Example 6. Multiplex Analysis Using Porous Particles Carrying Magnetic Particles of Different Sizes

(90) Detection of presence of human serum albumin (HSA) and Immunoglobulin G (IgG) and absence of lysozyme in a sample mixture was performed by using magnetic particles comprising porous particles decorated with magnetic particles with different sizes. The magnetic particles were produced as in Example 2 with different magnetic particle sizes yielding magnetic particles as in FIG. 3 and FIG. 4. The inner volume of the particles decorated with 2 μm magnetic particles was covalently coupled with anti-HSA yielding anti-HSA-2 μm-magnetic particles.

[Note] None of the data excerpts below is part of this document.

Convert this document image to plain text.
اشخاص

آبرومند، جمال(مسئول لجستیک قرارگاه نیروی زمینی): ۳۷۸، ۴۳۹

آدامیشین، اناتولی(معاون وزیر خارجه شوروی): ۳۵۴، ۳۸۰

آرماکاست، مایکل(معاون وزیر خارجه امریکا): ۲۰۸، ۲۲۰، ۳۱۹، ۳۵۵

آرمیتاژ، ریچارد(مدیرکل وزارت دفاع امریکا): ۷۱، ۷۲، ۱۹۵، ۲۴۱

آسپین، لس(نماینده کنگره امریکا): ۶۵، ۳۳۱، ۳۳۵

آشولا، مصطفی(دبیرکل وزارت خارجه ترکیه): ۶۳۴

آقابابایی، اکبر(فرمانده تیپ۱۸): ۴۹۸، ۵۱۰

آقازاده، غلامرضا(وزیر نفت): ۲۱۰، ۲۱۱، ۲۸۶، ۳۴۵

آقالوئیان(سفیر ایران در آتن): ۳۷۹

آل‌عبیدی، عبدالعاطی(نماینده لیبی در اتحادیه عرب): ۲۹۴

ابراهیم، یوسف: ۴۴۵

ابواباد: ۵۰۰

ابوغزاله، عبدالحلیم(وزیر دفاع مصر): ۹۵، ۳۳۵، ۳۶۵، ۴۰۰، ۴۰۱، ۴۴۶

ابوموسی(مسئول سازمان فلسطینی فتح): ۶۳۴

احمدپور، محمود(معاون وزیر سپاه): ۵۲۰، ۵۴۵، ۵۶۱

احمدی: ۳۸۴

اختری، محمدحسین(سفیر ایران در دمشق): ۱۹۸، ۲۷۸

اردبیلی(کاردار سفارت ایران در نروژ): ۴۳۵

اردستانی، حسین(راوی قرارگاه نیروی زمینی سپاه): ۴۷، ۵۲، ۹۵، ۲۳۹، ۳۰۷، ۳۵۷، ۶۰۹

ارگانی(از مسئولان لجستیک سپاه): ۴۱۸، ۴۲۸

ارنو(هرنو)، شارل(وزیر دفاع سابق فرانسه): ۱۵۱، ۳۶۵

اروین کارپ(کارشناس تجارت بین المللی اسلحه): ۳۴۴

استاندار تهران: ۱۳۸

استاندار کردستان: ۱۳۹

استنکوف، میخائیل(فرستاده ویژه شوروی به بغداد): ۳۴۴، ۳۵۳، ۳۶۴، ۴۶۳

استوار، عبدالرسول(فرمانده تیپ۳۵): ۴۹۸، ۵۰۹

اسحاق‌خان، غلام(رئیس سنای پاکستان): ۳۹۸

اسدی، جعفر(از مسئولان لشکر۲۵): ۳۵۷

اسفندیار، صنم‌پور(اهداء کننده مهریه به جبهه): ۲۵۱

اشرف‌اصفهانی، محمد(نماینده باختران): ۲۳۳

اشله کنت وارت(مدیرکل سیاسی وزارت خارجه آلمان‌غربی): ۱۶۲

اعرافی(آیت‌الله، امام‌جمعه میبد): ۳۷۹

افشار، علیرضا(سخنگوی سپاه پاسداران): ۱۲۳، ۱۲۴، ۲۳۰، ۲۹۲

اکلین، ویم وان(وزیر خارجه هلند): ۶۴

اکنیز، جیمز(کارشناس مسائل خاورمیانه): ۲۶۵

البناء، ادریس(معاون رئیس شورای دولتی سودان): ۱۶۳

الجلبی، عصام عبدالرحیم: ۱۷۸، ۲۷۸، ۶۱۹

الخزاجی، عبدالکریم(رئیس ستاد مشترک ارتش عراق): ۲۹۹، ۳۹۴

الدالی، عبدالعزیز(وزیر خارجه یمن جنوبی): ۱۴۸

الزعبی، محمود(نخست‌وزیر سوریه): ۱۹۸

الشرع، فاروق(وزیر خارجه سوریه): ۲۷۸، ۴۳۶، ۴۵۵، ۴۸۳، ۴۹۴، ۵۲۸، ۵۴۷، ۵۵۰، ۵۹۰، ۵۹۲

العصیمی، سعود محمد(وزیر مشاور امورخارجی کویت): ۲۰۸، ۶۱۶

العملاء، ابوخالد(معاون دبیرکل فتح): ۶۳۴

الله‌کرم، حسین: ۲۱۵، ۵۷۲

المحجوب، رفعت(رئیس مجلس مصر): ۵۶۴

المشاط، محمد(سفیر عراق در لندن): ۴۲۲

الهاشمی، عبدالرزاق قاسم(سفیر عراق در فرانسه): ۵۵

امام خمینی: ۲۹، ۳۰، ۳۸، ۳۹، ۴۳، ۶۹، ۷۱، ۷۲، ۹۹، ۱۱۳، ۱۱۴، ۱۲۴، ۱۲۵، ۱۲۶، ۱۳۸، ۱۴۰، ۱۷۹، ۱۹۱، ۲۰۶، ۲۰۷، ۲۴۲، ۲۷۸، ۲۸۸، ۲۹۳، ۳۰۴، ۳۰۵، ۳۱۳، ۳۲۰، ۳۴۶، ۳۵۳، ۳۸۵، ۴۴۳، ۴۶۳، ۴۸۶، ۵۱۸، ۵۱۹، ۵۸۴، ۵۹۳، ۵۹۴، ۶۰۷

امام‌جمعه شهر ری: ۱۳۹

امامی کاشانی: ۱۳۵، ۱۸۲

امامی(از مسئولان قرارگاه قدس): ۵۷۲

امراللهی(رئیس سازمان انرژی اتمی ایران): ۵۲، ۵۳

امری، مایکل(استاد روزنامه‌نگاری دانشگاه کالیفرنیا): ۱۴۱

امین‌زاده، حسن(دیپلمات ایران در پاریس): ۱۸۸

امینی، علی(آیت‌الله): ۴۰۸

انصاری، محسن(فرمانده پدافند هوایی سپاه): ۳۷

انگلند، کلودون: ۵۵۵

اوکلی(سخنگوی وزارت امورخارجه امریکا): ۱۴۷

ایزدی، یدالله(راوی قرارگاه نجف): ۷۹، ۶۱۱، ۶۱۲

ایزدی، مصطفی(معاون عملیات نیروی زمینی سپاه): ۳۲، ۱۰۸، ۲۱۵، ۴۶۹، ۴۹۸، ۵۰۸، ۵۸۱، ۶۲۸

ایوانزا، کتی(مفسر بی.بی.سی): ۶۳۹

(91) In a similar fashion anti-IgG-5 μm-magnetic particles and anti-lysozyme-10 μm-magnetic particles were produced. The 2 μm-magnetic particles, the 5 μm-magnetic particles and the 10 μm-magnetic particles are easy to distinguish in an optical microscope as the unique magnetic decoration comprises particles with different sizes.

(92) The particles were added to a protein mixture (1 ml) containing IgG and HSA both labeled with fluorescein isothiocyanate (FITC), and incubated at room temperature with gentle mixing. After 15 minutes the magnetic particles were washed with 5×1 ml PBS by the use of magnetic separation to remove unbound material from the magnetic particle suspension. The magnetic particles were re-suspended in 250 μl PBS and visualized under a fluorescence microscope. Fluorescence from FITC was observed on the 2 μm-magnetic particles and on the 5 μm-magnetic particles whereas the 10 μm-magnetic particles did not show any fluorescence which indicates the presence of HSA and IgG and the absence of lysozyme in the sample mixture.

(93) The use of the described magnetic agarose particles comprising different magnetic particle sizes eliminates the need of three different fluorophores for detection as just one fluorophore is used in the above experiment.

(94) By using three different sizes of magnetic particles, which are easy to distinguish between in an optical microscope, the agarose particles can be “decorated” with the following six (6) combinations. These have been produced and have subsequently been used as barcodes in a multiplex analysis assay:

(95) Barcode No. 1, agarose particle comprising 2 μm magnetic particles, FIG. 3.

(96) Barcode No. 2, agarose particle comprising 5 μm magnetic particles.

(97) Barcode No. 3, agarose particle comprising 10 μm magnetic particles, FIG. 4.

(98) Barcode No. 4, agarose particle comprising 2 μm and 10 μm magnetic particles.

(99) Barcode No. 5, agarose particle comprising 2 μm, 5 μm and 10 μm magnetic particles, FIG. 6.

(100) Barcode No. 6, agarose particle comprising 5 μm and 10 μm magnetic particles, FIG. 5.

(101) Thus, simple and yet reliable and easily distinguishable codes or fingerprints can be achieved using the methods described herein.

(102) Although the foregoing invention has been described in some detail by way of illustration and example for purposes of clarity of understanding, it will be readily apparent to those of ordinary skill in the art in light of the teachings of this invention that certain changes and modifications may be made thereto without departing from the spirit or scope of the appended claims.